Just like humans, corporate entities do not want to admit their faults.
As such, many companies deal with resignations badly.
Exit interviews may help them do better.
More important, understanding why workers leave is critical if you want to stop more of them heading for the exit.
Recruiting and training top talent is a big cost for firms, particularly those in the service sector, so anything that can be done to reduce staff turnover is valuable.
Poaching is part of any competitive industry, so knowing what drew an employee to a different firm can be useful, too.
Former employees who leave happy can in future fill a role as corporate ambassadors.
For firms the best exit interview is the one that doesn’t happen.
A study conducted by the Harvard Business Review concluded that they should be “the culmination of a series of regular retention conversations”.
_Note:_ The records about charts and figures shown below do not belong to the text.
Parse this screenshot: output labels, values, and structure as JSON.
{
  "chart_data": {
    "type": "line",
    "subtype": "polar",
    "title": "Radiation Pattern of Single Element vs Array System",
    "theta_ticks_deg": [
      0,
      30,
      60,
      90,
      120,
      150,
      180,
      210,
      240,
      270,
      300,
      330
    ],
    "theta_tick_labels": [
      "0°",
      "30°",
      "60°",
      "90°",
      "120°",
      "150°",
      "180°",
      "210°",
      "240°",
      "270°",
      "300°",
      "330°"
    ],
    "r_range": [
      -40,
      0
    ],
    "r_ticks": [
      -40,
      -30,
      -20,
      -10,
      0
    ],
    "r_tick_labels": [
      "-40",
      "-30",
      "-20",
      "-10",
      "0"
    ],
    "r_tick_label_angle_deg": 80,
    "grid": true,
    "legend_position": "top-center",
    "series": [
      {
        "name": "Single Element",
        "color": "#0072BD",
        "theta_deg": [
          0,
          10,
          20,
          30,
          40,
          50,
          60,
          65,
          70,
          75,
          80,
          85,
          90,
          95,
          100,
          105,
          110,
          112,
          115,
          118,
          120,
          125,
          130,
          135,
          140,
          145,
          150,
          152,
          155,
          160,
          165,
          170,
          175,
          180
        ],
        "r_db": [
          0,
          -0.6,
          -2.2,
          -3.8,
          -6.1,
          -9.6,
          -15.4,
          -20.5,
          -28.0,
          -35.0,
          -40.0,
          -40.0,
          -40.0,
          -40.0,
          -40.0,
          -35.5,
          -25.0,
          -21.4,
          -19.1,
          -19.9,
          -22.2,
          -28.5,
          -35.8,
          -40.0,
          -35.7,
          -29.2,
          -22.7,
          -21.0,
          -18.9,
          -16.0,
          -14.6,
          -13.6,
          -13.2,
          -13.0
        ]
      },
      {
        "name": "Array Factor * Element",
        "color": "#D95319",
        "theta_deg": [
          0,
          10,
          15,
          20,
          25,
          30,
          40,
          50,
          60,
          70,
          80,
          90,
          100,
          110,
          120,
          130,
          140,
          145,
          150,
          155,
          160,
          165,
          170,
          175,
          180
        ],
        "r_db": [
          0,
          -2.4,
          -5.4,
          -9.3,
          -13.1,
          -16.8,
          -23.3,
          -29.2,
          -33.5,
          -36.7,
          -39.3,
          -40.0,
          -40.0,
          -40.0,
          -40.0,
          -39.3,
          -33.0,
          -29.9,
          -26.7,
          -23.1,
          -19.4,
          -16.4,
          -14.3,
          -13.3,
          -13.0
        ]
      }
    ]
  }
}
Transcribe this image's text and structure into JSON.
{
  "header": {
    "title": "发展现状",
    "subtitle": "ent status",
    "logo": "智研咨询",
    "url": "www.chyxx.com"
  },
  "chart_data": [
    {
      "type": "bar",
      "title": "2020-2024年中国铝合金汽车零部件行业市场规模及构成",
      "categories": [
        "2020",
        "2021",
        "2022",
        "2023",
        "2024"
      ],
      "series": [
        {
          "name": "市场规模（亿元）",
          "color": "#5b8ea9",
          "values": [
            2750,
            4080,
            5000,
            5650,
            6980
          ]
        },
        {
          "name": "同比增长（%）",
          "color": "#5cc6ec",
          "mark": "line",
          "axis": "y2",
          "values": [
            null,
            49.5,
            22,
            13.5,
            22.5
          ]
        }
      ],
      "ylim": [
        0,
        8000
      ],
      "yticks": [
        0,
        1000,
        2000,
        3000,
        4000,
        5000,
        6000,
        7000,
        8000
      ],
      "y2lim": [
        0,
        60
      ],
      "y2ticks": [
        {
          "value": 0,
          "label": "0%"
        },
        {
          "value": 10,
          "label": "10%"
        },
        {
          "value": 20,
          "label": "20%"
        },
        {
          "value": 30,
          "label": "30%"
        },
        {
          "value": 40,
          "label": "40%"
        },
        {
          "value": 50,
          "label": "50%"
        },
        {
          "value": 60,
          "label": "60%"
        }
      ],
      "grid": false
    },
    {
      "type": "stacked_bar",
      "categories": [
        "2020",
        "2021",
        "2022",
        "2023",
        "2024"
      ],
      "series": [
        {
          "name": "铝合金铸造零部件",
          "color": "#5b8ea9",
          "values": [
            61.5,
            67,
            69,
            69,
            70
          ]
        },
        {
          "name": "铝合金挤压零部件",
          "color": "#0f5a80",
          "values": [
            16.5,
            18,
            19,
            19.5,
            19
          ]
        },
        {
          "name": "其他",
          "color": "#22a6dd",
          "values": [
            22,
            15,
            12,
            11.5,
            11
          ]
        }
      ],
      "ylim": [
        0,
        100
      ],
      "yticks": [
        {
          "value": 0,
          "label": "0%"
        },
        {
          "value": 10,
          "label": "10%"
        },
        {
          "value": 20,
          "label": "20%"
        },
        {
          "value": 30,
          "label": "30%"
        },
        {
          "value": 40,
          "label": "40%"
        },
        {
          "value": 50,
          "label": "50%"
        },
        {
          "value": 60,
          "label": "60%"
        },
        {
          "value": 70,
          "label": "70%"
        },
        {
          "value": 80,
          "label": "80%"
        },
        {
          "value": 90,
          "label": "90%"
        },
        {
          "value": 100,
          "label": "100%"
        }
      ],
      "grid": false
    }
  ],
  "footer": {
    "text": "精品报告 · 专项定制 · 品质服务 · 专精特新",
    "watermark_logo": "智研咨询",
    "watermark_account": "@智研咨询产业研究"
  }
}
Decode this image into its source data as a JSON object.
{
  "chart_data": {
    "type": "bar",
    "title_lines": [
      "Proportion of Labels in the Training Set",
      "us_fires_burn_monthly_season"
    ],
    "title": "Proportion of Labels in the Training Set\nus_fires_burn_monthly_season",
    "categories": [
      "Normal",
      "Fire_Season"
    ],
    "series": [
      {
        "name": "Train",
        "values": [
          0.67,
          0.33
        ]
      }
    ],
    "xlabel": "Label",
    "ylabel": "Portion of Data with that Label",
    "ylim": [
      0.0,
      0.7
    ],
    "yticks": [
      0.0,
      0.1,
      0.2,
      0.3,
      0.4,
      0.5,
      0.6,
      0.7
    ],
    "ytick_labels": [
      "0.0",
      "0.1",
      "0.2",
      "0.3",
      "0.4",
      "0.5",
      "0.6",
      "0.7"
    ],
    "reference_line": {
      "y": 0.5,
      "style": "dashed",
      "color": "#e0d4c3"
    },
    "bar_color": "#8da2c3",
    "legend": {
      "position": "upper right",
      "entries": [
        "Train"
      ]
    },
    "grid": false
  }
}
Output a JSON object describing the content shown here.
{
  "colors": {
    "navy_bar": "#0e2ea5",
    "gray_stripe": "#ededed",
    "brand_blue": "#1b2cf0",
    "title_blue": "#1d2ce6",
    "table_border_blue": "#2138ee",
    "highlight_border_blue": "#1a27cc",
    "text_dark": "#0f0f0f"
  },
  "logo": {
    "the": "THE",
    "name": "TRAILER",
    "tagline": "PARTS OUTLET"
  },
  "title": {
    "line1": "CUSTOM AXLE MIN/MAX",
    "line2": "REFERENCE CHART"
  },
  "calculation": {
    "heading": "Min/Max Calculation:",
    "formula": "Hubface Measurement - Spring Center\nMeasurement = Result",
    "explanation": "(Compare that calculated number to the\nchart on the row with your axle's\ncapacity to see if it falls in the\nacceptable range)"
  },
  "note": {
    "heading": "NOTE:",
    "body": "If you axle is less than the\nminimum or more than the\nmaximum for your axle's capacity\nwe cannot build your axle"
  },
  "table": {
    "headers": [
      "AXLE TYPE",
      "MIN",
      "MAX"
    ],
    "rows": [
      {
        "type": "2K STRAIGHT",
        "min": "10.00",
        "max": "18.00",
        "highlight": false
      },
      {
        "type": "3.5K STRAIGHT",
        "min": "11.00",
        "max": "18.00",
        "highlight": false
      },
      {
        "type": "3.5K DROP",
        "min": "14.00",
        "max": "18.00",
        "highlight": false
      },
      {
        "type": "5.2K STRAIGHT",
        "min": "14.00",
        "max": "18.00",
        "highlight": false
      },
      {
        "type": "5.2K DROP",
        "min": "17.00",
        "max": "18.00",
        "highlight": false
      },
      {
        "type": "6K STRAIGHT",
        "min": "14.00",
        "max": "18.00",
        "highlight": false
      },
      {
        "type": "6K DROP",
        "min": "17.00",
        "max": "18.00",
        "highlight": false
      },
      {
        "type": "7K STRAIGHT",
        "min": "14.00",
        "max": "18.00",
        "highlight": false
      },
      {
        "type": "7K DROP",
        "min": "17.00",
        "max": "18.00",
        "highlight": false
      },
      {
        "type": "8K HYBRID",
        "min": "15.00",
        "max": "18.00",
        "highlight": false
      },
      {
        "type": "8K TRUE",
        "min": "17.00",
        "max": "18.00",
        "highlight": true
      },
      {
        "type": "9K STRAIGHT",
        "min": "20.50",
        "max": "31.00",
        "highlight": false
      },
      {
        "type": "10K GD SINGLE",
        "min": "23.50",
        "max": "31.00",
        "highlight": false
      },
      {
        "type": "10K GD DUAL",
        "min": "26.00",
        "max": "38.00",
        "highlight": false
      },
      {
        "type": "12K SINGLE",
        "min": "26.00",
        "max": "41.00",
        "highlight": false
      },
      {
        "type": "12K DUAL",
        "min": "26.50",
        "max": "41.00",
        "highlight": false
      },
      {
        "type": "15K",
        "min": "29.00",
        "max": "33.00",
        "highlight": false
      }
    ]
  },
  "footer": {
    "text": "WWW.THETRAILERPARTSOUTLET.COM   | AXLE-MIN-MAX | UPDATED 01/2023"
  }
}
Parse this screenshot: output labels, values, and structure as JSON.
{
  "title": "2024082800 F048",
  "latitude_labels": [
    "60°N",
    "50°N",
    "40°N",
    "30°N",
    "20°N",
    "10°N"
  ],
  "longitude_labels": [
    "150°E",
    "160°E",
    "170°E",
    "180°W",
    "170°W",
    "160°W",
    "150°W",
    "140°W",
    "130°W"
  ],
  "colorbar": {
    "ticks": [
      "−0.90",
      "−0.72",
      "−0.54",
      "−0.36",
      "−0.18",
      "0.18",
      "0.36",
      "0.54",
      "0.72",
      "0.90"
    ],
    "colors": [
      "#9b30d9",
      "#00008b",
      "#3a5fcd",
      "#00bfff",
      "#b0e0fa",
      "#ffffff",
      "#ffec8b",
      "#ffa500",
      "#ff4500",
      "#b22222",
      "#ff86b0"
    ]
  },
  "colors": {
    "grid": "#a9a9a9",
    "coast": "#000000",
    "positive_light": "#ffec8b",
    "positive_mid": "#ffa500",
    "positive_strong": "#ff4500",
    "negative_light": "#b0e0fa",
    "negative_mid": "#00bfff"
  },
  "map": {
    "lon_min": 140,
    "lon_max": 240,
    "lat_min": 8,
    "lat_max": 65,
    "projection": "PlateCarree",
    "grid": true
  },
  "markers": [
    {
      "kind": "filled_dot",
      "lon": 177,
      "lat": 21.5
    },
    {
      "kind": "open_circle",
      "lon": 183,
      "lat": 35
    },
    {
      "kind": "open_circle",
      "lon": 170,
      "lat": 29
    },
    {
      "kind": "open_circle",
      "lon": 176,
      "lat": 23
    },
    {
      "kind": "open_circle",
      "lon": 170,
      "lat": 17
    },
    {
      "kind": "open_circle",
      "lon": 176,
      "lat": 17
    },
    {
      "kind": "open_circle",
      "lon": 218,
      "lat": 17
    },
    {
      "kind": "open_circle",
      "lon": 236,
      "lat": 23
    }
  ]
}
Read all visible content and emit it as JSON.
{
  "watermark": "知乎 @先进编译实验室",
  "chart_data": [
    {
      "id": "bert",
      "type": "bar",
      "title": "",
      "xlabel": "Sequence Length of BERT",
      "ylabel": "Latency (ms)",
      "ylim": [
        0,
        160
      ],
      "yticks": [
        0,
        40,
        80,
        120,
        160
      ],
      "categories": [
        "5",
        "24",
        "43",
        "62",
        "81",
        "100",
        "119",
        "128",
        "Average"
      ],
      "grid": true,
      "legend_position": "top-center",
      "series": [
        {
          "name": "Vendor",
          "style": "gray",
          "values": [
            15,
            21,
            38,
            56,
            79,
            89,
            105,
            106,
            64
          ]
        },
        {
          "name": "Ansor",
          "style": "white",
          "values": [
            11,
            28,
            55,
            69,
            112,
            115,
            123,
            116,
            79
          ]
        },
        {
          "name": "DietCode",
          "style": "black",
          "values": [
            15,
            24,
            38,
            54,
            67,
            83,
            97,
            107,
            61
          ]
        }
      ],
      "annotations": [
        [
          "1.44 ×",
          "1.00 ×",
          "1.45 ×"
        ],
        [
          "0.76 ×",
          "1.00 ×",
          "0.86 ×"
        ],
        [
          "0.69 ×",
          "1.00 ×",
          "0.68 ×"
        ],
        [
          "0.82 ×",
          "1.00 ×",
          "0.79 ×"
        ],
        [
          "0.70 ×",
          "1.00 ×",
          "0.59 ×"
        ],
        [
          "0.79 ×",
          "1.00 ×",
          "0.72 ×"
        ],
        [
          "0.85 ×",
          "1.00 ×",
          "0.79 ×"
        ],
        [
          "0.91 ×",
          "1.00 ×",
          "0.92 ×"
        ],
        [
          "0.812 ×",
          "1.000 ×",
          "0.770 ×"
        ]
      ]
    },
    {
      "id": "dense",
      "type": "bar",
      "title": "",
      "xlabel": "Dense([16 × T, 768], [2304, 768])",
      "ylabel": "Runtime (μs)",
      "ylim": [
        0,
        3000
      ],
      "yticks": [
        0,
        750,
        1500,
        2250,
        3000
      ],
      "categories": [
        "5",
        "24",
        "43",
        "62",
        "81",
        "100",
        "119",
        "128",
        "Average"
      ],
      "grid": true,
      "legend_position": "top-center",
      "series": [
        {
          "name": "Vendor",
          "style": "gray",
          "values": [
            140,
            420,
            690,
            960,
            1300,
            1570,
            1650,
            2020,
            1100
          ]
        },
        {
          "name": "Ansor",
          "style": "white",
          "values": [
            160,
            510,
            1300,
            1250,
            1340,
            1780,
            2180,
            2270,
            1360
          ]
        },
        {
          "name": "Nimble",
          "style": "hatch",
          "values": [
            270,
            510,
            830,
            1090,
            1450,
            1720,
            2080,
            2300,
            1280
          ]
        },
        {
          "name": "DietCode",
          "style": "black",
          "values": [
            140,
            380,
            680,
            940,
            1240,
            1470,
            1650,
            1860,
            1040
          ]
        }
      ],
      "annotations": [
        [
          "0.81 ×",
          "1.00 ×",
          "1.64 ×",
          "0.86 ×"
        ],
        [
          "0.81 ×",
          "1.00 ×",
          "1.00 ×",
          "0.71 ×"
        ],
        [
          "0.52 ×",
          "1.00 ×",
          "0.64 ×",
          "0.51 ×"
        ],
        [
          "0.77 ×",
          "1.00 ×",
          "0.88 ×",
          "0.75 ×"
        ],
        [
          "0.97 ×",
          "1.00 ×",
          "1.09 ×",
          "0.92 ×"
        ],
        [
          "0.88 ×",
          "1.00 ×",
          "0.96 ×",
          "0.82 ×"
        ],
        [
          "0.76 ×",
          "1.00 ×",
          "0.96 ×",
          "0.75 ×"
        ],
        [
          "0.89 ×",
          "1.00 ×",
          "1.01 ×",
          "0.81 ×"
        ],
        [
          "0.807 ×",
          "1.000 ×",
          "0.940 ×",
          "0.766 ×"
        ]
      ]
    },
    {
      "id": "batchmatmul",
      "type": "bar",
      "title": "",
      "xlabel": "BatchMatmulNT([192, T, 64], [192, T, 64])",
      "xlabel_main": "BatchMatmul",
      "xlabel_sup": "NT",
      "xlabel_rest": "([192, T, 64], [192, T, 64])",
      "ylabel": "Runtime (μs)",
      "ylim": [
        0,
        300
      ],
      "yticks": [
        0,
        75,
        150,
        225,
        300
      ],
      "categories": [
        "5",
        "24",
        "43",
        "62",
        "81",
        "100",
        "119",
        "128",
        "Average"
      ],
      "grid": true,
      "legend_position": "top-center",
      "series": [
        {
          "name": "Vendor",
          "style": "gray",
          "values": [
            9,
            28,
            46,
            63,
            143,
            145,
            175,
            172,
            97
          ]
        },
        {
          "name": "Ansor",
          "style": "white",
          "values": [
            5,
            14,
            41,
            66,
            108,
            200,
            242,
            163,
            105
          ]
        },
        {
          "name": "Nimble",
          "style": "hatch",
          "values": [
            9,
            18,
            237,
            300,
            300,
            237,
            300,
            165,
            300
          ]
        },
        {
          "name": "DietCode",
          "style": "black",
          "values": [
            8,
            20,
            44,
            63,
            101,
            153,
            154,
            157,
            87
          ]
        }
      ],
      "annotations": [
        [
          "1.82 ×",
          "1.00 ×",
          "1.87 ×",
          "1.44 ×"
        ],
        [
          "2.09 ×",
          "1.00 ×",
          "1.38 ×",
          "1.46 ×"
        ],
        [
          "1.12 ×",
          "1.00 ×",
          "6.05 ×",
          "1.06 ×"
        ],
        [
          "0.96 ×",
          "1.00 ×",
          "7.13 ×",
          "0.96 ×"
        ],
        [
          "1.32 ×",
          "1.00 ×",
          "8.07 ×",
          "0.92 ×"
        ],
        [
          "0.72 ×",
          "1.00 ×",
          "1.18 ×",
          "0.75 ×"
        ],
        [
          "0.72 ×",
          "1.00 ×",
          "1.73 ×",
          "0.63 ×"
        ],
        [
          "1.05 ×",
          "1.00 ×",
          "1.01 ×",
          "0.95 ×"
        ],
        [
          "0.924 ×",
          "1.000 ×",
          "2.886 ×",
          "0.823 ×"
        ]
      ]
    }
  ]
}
Such attempts will not work every time, or even often—staff churn is a fact of corporate life.
For unsalvageable cases, some firms arrange a one-to-one conversation with the leaver’s manager.
Others offer an online form, which is less personal but provides the opportunity to collate feedback easily.
Such exchanges are best scheduled after the initial rush of emotion has passed but before the employee has checked out mentally.
The information gleaned can be revealing.
In some firms, it travels all the way up to the board.
The incentives for a departing employee are less clear.
(If you are pursuing legal action against your employer, your lawyer is likely to tell you to avoid the interview altogether.)
It is tempting either to ignore everyone and just walk away or, conversely, to really let rip.
“When one burns one’s bridges,” wrote Dylan Thomas, “what a very nice fire it makes.”
But letting off steam by unburdening yourself of all the wrongs and little things that ever upset you is a shallow game.